The U.S. Department of Commerce’s Bureau of Industry and Security (BIS) announced that it would ease certain export restrictions recently imposed on Chinese vendor Huawei Technologies, in a move to give operators time to make other arrangements, the entity said in a release.
The BIS said it would issue a Temporary General License (TGL) amending the Export Administration Regulations (EAR) to authorize “specific, limited engagement” in transactions involving the export, reexport, and transfer of items to Huawei Technologies and its sixty-eight non-U.S. affiliates, which were added to the Bureau’s Entity List on May 16.
The Trump administration last Friday confirmed that the U.S. Department of Commerce had added Huawei to its Entity List, a decision that effectively banned the company from buying parts and components from U.S. companies without U.S. government approval. Under the order, Huawei will need a U.S. government license to buy components from U.S. suppliers.
This particular license will last 90 days, and then the Commerce Department will evaluate whether to extend the TGL beyond that three-month period.
“The Temporary General License grants operators time to make other arrangements and the Department space to determine the appropriate long term measures for Americans and foreign telecommunications providers that currently rely on Huawei equipment for critical services,” said Secretary of Commerce Wilbur Ross. “In short, this license will allow operations to continue for existing Huawei mobile phone users and rural broadband networks.”
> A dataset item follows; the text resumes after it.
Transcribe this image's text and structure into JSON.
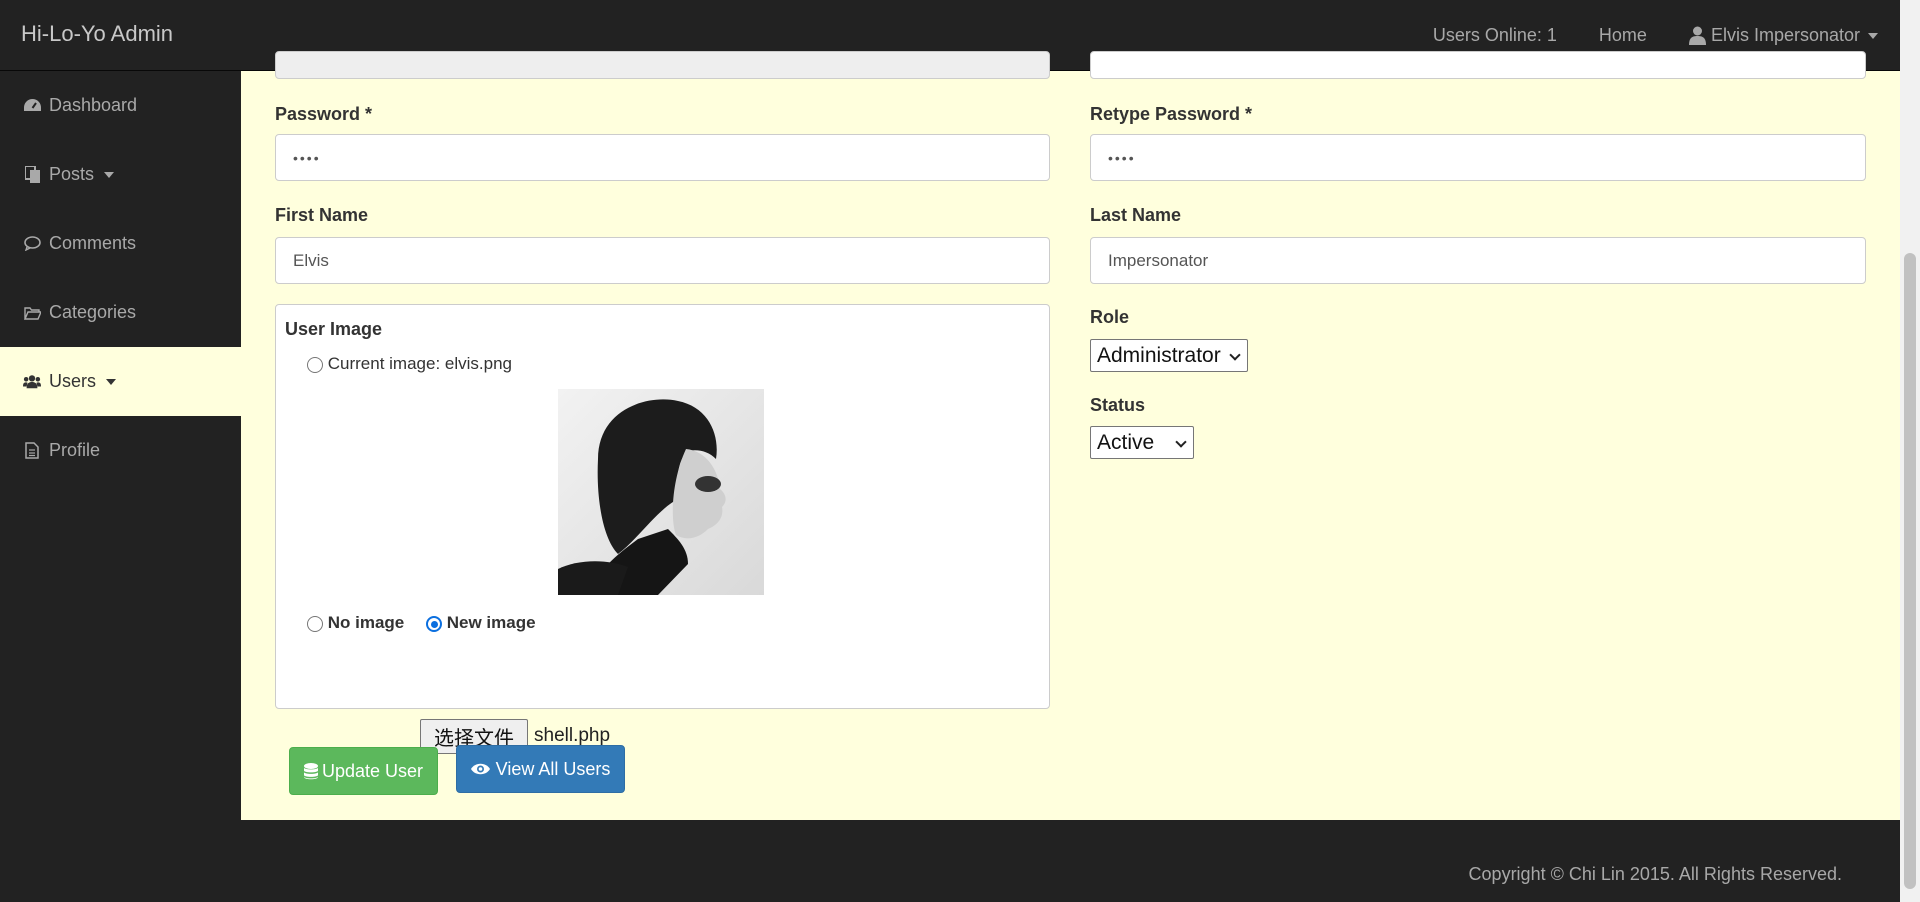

The BIS said that the Temporary General License authorizes certain activities
necessary to the continued operations of existing networks and to support
existing mobile services, including cybersecurity research critical to
maintaining the integrity and reliability of existing and fully operational
networks and equipment.
The Chinese company is still barred from sourcing U.S. components and software to make new products without a license as the BIS’s new resolution stipulates that any exports, reexports, or in country transfers of items subject to the EAR will continue to require a special license granted after a review by BIS.
Meanwhile, Huawei’s founder Ren Zhengfei told Chinese state media that the company’s 5G plan would not be affected by the U.S. ban and predicted that no other vendors would be able to catch up with the company in 5G technology in the next 2-3 years, adding that the U.S. government was underestimating Huawei’s capabilities.
The executive also said that the temporary easing of some restrictions recently announced by the U.S government means little to Huawei as the firm has been making preparation for this scenario over the last months.